Imaginez une organisation au fonctionnement millimétré : Borderline, le cartel de Babylone. Sept cellules la composent : Nyx, Argos, Aphrodite, Arès, Némésis, Hypnos, Hermès. À chaque cellule, sa spécialité : renseignement et information, manipulation espionnage et sexe, action militaire, escadron de la mort, préparation des marchandises, transport, etc. Chacune est dirigée par un personnage clé, semble autonome, mais c'est ensemble que cette hydre a 7 têtes est redoutable, imbattable, imprévisible. Au sommet, Faust Netchaïev tout juste sorti de prison. Durant son temps passé à l'ombre, son clan s'est serré les coudes. Comme des spectres, ils ont repris possession de leurs terres, éliminé leurs rivaux, avancé leurs pions, rempli les caisses. Nous les avions tous laissés dans le carnage de la villa Venezia, (voir Tome 1 « Sa Majesté des Ombres »), nous les retrouvons au coeur de l'Alsace. Cécile Sanchez avait alors été écartée de l'affaire. Guess what? She is back!
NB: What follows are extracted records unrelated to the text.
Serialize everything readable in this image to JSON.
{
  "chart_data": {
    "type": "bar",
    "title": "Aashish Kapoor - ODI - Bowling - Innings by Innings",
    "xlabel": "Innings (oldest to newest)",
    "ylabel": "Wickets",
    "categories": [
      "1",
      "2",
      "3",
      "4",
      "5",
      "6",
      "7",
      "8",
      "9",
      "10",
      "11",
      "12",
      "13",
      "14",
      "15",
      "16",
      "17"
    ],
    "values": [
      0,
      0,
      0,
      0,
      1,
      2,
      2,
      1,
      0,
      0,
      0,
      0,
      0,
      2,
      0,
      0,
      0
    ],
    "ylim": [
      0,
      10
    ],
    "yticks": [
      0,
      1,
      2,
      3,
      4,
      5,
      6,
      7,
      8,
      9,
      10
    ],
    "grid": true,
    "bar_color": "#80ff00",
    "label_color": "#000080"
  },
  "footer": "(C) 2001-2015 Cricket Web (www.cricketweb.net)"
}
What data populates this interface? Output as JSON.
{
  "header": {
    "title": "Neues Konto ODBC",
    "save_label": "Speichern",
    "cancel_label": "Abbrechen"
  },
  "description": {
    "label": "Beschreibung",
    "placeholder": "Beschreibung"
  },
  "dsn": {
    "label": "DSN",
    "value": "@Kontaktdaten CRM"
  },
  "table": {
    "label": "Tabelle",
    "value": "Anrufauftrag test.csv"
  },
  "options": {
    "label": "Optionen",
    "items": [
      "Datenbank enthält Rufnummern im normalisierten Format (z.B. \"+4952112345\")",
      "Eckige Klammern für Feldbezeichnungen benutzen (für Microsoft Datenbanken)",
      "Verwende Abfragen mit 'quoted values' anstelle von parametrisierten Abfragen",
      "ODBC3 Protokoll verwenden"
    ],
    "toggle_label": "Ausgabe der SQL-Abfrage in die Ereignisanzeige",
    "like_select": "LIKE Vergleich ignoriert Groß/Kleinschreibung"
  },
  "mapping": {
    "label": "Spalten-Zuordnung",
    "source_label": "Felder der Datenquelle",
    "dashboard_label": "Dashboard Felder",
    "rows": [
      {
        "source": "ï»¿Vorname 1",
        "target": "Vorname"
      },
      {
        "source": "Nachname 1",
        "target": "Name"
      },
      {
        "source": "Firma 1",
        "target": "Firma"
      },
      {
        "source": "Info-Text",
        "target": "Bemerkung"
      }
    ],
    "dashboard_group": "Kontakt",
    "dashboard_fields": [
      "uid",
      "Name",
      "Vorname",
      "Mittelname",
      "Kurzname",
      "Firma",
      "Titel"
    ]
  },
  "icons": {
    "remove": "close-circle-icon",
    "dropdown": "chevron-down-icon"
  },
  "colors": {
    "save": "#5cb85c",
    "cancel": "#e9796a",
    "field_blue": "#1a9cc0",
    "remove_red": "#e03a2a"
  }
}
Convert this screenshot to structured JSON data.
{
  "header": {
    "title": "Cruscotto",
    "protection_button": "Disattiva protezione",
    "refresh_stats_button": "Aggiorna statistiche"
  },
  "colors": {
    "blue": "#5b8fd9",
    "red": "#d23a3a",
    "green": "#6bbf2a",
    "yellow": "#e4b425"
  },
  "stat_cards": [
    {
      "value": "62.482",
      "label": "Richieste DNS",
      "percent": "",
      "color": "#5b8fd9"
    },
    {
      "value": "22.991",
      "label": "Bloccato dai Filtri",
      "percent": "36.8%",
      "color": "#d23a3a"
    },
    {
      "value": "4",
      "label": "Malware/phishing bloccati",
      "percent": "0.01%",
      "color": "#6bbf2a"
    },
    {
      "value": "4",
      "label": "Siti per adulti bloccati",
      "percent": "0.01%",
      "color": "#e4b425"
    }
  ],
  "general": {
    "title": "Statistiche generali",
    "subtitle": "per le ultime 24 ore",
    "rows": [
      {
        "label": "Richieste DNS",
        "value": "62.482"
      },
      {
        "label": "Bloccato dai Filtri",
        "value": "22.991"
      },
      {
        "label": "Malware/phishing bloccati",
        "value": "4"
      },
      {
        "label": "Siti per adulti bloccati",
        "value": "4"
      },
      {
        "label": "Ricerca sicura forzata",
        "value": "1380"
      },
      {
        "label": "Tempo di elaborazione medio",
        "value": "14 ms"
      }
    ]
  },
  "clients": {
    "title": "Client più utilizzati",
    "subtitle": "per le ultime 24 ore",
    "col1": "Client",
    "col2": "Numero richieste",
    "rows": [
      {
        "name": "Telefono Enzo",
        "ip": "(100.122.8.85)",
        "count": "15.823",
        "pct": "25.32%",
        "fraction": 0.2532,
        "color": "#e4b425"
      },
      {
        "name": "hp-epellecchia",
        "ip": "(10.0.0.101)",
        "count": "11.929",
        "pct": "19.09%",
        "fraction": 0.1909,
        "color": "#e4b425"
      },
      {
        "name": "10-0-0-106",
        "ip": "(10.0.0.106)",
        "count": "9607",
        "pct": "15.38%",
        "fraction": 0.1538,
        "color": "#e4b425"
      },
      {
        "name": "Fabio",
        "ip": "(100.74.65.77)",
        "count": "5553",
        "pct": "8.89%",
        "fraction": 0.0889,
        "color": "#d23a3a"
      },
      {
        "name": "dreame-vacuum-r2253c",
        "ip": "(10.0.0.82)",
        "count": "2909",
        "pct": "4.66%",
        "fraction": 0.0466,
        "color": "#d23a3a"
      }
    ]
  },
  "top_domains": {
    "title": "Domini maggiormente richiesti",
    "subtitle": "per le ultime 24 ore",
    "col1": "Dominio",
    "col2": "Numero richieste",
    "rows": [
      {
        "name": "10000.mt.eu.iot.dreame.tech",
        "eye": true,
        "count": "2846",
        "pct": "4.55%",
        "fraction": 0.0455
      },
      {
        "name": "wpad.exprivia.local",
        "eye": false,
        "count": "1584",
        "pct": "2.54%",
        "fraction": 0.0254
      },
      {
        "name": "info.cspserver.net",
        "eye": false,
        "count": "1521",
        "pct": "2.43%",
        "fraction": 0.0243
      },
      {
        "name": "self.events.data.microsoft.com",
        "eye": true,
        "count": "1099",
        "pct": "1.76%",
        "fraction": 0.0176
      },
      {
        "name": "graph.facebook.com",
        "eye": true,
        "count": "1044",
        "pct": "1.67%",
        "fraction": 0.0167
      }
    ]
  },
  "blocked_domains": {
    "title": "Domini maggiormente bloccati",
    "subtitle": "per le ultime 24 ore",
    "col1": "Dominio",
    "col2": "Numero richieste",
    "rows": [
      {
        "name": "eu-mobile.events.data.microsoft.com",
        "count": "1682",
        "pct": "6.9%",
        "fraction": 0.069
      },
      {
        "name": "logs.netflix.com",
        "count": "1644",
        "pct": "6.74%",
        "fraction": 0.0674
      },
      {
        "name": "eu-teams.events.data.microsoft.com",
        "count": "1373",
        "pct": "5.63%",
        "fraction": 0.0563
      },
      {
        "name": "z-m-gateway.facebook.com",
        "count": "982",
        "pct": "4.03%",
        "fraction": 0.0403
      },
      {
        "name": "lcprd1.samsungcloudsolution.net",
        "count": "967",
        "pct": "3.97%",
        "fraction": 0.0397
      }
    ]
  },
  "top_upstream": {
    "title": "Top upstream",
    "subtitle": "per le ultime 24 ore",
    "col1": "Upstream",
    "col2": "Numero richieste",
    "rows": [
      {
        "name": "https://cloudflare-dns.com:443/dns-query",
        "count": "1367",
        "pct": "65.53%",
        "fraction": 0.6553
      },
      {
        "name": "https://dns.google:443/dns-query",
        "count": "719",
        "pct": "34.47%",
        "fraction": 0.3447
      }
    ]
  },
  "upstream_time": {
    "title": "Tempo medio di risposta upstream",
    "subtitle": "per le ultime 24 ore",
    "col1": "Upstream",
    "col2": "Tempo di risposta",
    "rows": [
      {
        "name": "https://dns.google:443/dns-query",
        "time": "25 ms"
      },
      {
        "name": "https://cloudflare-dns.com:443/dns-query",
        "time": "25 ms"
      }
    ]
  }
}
À l'instar de l'organisation qu'il a créée, Ghislain Gilberti a une écriture millimétrée, précise, affûtée, semblable à celle d'un sniper. Absolument rien n'est laissé au hasard dans ce scénario digne d'une oeuvre cinématographique ou d'une excellente série télé à la Olivier Marchal. Les mots fusent telles des balles avec une impressionnante vitesse d'exécution, selon un plan minutieux qui ne laisse aucune place au vide. Incontestablement, il a sens exacerbé de l'image, du son et de la vue. C'est sans doute en voyant le tableau dans son ensemble qu'il écrit, son texte prend vie lorsqu'il défile sous nos yeux. J'ai été totalement immergée dans des sonorités musicales qui ne sont habituellement pas « ma came » et dans un espace où le tatouage devient une carte d'identité.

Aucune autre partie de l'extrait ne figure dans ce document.